We will store some shard/record information to be able to keep track of where we left off:
a streams table - containing the table_name (which is the dynamodb table name we’re going to audit log), is_enabled (whether the dynamodb streams are currently enabled for it) and stream_arn (which is dynamodb stream identifier for the stream)
a streams_shards table - containing the stream_arn, shard_id (the identifier of the stream shard), sequence_no (the sequence number of the given shard which we will use to know when in the shard we left off processing, similar to how an index works) and status (which for us can be open meaning the shard is still open on dynamodb side, closed meaning the shard is closed on dynamodb shard but we still have records left to process and closedAndProcessed meaning the shard is closed on dynamodb side and we have processed all records)
The way our processing logic will work is that given a stream_arn:
we get a list of all the parent shards with their dynamodb statuses.
if it's dynamodb CLOSED:
we check if we have already processed all records in it (where our status is closedAndProcessed) and if so skip
otherwise (where our status=closed) loop through all the successor shards until NextShardIterator == nil, process all the records in them and update shard status to closedAndProcessed.
if OPEN:
loop through the shards using NextShardIterator.
Our main issue is what do we do with open shards, since NextShardIterator is never nil? When do we know when to stop? At first, we made the assumption that if we get to a couple of consecutive shards with 0 length records, we can assume the shard is caught up. Unfortunately, this is not the case (confirmed with AWS Support team). Even if we encounter multiple consecutive shards with 0 records, it's generally recommended to continue iterating through subsequent shards, as we can have data in later shards. Now you would say, that’s not a big deal, just continuously loop and if you see new records, save those. To point out, you might not need extra logic here for making sure you’re not processing duplicate records, remember we’re always storing the map of shard_id with sequence_no. So when you’re processing a shard that’s already been seen, we’re going to start from the given sequence_no.
The problem with this approach is that we don’t have just a couple of dozens of successor shards for open shards, we proved to have a couple of thousands. A couple of thousands with zero records in them. This is for a table with quite a reasonable (not very high) throughput. Overall, this overcomplicates our approach quite a bit as the time it takes to complete doing a full read looking for new changes increased significantly.
How is dynamodb streams spinning successor shards so chaotically?

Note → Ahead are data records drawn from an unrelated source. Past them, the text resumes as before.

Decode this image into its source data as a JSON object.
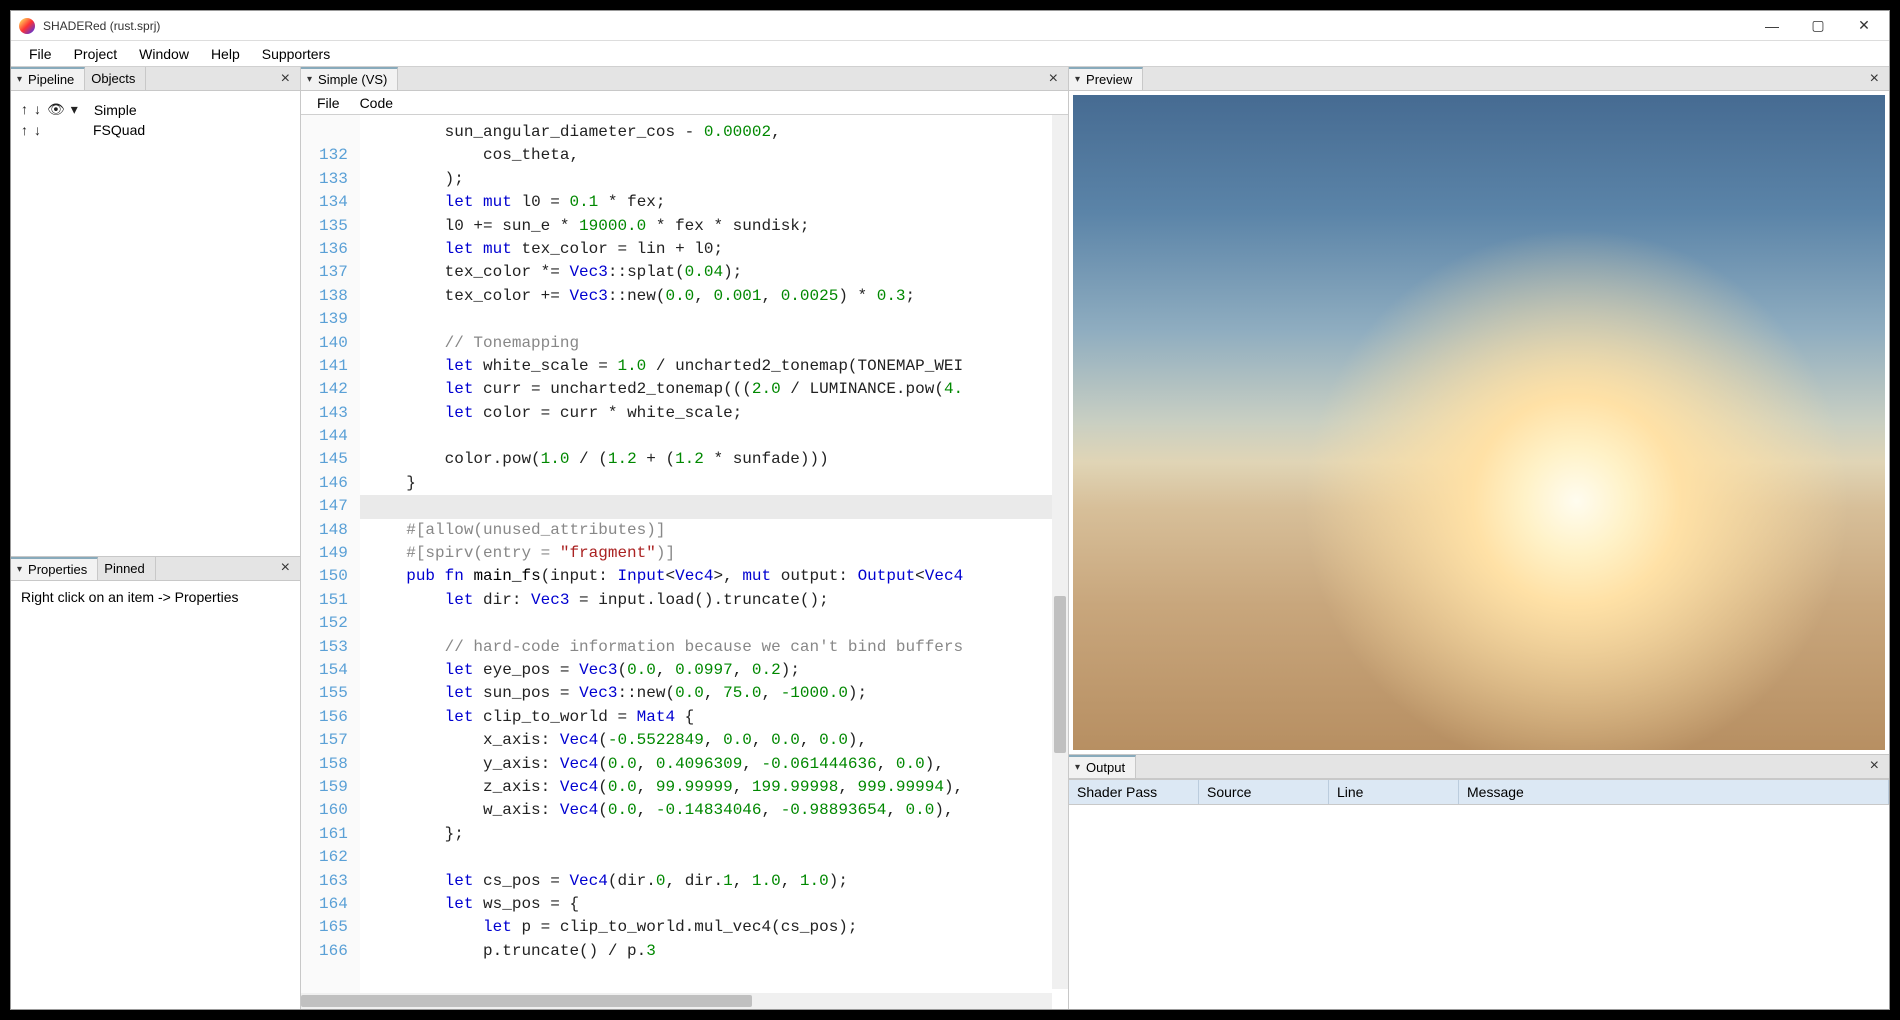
{
  "window": {
    "title": "SHADERed (rust.sprj)"
  },
  "menubar": [
    "File",
    "Project",
    "Window",
    "Help",
    "Supporters"
  ],
  "sidebar": {
    "tabs": {
      "pipeline": "Pipeline",
      "objects": "Objects"
    },
    "items": [
      {
        "icons": [
          "↑",
          "↓",
          "👁",
          "▾"
        ],
        "label": "Simple"
      },
      {
        "icons": [
          "↑",
          "↓"
        ],
        "label": "FSQuad"
      }
    ]
  },
  "properties": {
    "tabs": {
      "properties": "Properties",
      "pinned": "Pinned"
    },
    "hint": "Right click on an item -> Properties"
  },
  "editor": {
    "tab": "Simple (VS)",
    "submenu": [
      "File",
      "Code"
    ],
    "first_line": 132,
    "lines": [
      {
        "n": "",
        "html": "        sun_angular_diameter_cos - <span class='num'>0.00002</span>,"
      },
      {
        "n": 132,
        "html": "            cos_theta,"
      },
      {
        "n": 133,
        "html": "        );"
      },
      {
        "n": 134,
        "html": "        <span class='kw'>let</span> <span class='kw'>mut</span> l0 = <span class='num'>0.1</span> * fex;"
      },
      {
        "n": 135,
        "html": "        l0 += sun_e * <span class='num'>19000.0</span> * fex * sundisk;"
      },
      {
        "n": 136,
        "html": "        <span class='kw'>let</span> <span class='kw'>mut</span> tex_color = lin + l0;"
      },
      {
        "n": 137,
        "html": "        tex_color *= <span class='type'>Vec3</span>::splat(<span class='num'>0.04</span>);"
      },
      {
        "n": 138,
        "html": "        tex_color += <span class='type'>Vec3</span>::new(<span class='num'>0.0</span>, <span class='num'>0.001</span>, <span class='num'>0.0025</span>) * <span class='num'>0.3</span>;"
      },
      {
        "n": 139,
        "html": ""
      },
      {
        "n": 140,
        "html": "        <span class='cm'>// Tonemapping</span>"
      },
      {
        "n": 141,
        "html": "        <span class='kw'>let</span> white_scale = <span class='num'>1.0</span> / uncharted2_tonemap(TONEMAP_WEI"
      },
      {
        "n": 142,
        "html": "        <span class='kw'>let</span> curr = uncharted2_tonemap(((<span class='num'>2.0</span> / LUMINANCE.pow(<span class='num'>4.</span>"
      },
      {
        "n": 143,
        "html": "        <span class='kw'>let</span> color = curr * white_scale;"
      },
      {
        "n": 144,
        "html": ""
      },
      {
        "n": 145,
        "html": "        color.pow(<span class='num'>1.0</span> / (<span class='num'>1.2</span> + (<span class='num'>1.2</span> * sunfade)))"
      },
      {
        "n": 146,
        "html": "    }"
      },
      {
        "n": 147,
        "html": "",
        "hl": true
      },
      {
        "n": 148,
        "html": "    <span class='attr'>#[allow(unused_attributes)]</span>"
      },
      {
        "n": 149,
        "html": "    <span class='attr'>#[spirv(entry = <span class='str'>\"fragment\"</span>)]</span>"
      },
      {
        "n": 150,
        "html": "    <span class='kw'>pub</span> <span class='kw'>fn</span> <span class='fnname'>main_fs</span>(input: <span class='type'>Input</span>&lt;<span class='type'>Vec4</span>&gt;, <span class='kw'>mut</span> output: <span class='type'>Output</span>&lt;<span class='type'>Vec4</span>"
      },
      {
        "n": 151,
        "html": "        <span class='kw'>let</span> dir: <span class='type'>Vec3</span> = input.load().truncate();"
      },
      {
        "n": 152,
        "html": ""
      },
      {
        "n": 153,
        "html": "        <span class='cm'>// hard-code information because we can't bind buffers</span>"
      },
      {
        "n": 154,
        "html": "        <span class='kw'>let</span> eye_pos = <span class='type'>Vec3</span>(<span class='num'>0.0</span>, <span class='num'>0.0997</span>, <span class='num'>0.2</span>);"
      },
      {
        "n": 155,
        "html": "        <span class='kw'>let</span> sun_pos = <span class='type'>Vec3</span>::new(<span class='num'>0.0</span>, <span class='num'>75.0</span>, <span class='num'>-1000.0</span>);"
      },
      {
        "n": 156,
        "html": "        <span class='kw'>let</span> clip_to_world = <span class='type'>Mat4</span> {"
      },
      {
        "n": 157,
        "html": "            x_axis: <span class='type'>Vec4</span>(<span class='num'>-0.5522849</span>, <span class='num'>0.0</span>, <span class='num'>0.0</span>, <span class='num'>0.0</span>),"
      },
      {
        "n": 158,
        "html": "            y_axis: <span class='type'>Vec4</span>(<span class='num'>0.0</span>, <span class='num'>0.4096309</span>, <span class='num'>-0.061444636</span>, <span class='num'>0.0</span>),"
      },
      {
        "n": 159,
        "html": "            z_axis: <span class='type'>Vec4</span>(<span class='num'>0.0</span>, <span class='num'>99.99999</span>, <span class='num'>199.99998</span>, <span class='num'>999.99994</span>),"
      },
      {
        "n": 160,
        "html": "            w_axis: <span class='type'>Vec4</span>(<span class='num'>0.0</span>, <span class='num'>-0.14834046</span>, <span class='num'>-0.98893654</span>, <span class='num'>0.0</span>),"
      },
      {
        "n": 161,
        "html": "        };"
      },
      {
        "n": 162,
        "html": ""
      },
      {
        "n": 163,
        "html": "        <span class='kw'>let</span> cs_pos = <span class='type'>Vec4</span>(dir.<span class='num'>0</span>, dir.<span class='num'>1</span>, <span class='num'>1.0</span>, <span class='num'>1.0</span>);"
      },
      {
        "n": 164,
        "html": "        <span class='kw'>let</span> ws_pos = {"
      },
      {
        "n": 165,
        "html": "            <span class='kw'>let</span> p = clip_to_world.mul_vec4(cs_pos);"
      },
      {
        "n": 166,
        "html": "            p.truncate() / p.<span class='num'>3</span>"
      }
    ]
  },
  "preview": {
    "title": "Preview"
  },
  "output": {
    "title": "Output",
    "columns": [
      "Shader Pass",
      "Source",
      "Line",
      "Message"
    ]
  }
}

Why do we have so many with zero records in them? Why aren’t records written sequentially, why do we have large “gaps” (zero length record shards) in between shards with data? Would love to get an answer to those questions. We ended up not getting one so far.
Lessons Learnt
Even though every project starts with an MVP to prove the feasibility of the solution, as it started in this case, it might be worth to do a test on a production scale environment. If we would have faked production workload on local/staging to test the MVP, maybe we would have noticed some of the issues and started asking questions at an earlier stage.